Susan Tan will present her FPO "Transpilation Utilizing Language-agnostic IR and Interactivity for Parallelization" on 05/30/2024 at 1pm in Friend Center 004.

The members of her committee are as follows: 
Examiners: Amit Levy, Aarti Gupta, Zachary Kincaid, David August (Adviser)
Readers: Johannes Doerfert (LLNL), Michael Kruse (AMD), and David August 

All are welcome to attend.

Abstract:
Migrating codes between architectures is difficult because different execution models require different types of parallelism for optimal performance. Previous approaches, like libraries or source-level tools, generate correct and natural-looking syntax for the new parallel model with limited optimization and largely leave performance engineering to the programmer. Recent approaches, such as transpilation at the compiler intermediate representation (IR) level, can automate performance engineering, but profitability can be limited by not having facts known only to the programmer. Decompiling the optimized program could leverage the strength of existing compilers to provide programmers with a natural compiler-parallelized starting point for further parallelization or refinement. Despite this potential, existing decompilers fail to do this because they do not generate portable parallel source code compatible with arbitrary compilers of the source language.

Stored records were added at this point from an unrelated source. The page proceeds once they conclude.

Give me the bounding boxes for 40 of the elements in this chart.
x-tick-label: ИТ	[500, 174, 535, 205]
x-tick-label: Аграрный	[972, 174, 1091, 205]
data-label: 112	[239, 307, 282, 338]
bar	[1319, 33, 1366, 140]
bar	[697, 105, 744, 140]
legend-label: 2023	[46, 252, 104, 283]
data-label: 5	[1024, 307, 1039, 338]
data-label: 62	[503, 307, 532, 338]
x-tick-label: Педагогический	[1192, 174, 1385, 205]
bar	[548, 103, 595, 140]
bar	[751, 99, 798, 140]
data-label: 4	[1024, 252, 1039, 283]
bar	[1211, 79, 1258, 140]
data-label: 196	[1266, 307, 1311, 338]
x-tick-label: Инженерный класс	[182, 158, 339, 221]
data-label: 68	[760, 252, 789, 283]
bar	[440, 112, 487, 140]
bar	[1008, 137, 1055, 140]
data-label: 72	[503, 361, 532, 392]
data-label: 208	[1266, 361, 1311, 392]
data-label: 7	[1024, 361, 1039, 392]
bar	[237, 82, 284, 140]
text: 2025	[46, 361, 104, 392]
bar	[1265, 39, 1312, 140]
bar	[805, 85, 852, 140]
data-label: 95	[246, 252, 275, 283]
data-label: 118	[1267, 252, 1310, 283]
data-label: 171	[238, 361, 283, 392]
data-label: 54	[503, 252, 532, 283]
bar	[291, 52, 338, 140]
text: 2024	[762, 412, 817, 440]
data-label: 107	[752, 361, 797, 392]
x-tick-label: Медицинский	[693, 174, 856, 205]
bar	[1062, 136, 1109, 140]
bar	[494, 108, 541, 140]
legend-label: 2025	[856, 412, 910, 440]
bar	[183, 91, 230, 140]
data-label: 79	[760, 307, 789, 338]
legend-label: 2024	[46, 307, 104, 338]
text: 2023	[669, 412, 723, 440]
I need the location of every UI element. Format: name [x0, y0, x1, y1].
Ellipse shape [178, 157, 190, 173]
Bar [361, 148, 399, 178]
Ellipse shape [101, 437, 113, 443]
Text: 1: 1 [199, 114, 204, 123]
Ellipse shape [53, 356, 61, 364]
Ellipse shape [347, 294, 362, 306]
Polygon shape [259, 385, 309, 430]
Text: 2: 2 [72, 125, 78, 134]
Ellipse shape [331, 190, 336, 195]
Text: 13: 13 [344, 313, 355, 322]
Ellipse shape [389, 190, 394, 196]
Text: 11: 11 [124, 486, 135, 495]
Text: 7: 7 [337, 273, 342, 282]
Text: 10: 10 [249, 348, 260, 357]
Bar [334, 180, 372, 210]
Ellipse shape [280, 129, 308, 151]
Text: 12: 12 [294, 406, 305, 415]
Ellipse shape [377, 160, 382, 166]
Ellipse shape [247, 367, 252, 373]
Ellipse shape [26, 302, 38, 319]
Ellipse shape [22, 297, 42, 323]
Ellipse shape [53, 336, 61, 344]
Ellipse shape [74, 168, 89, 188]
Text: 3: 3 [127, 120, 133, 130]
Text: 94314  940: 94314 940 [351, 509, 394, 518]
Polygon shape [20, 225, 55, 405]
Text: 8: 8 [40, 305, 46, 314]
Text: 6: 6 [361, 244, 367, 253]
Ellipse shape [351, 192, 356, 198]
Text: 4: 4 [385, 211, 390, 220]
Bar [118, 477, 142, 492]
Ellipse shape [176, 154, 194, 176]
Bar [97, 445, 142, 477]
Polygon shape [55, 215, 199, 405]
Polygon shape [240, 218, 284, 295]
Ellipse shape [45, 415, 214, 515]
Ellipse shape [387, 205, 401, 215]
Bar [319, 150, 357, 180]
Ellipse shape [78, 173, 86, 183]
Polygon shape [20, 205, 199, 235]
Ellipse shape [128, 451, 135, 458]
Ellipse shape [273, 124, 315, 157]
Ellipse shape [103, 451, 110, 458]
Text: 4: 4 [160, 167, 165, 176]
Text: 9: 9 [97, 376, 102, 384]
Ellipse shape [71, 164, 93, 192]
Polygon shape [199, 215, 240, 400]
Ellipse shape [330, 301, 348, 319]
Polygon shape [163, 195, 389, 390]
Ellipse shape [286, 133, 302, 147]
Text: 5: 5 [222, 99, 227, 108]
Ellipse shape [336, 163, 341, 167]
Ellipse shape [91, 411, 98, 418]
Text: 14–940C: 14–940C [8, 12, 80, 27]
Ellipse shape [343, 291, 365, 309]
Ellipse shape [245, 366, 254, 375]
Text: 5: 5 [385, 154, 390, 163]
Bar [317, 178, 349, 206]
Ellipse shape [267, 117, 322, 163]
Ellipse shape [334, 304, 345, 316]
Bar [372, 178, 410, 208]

This thesis provides a method for migrating code such that the compiler and programmer work together to generate code with optimal performance. To achieve this, it introduces Tulip🌷 , a source-to-source code generation framework that operates via IR-level transpilation. Transpilation at the IR level enables Tulip to generalize the transformations applied to retarget parallelism. Furthermore, Tulip integrates the state-of-the-art automatic parallelization framework to explore additional parallelism expressible only in the target parallel programming model. It then generates natural source code through a novel decompiler, SPLENDID, in a high-level parallel programming language (OpenMP), which can be interactively optimized and tuned with programmer intervention. For 19 Polybench benchmarks, Tulip-generated OpenMPCUDA offloading programs perform 14% faster than the original CUDA sources on NVIDIA GPUs. Moreover, transpilation to the CPU leads to a 2.9x speedup over the best state-of-the-art transpiler. Tulip-generated portable parallel code is also more natural than what existing decompilers produce, resulting in a 39x higher average BLEU score.

This thesis includes contributions from Yebin Chon, Ziyang Xu, Sophia Zhang, and David I. August from Princeton Liberty Research Group, Brian Homerding, Yian Su, and Simone Campanoni from Northwestern Arcana Lab, Michael Kruse (AMD), Johannes Doerfert (LLNL), William S. Moses (UIUC), and Ivan R. Ivanov (Tokyo Tech).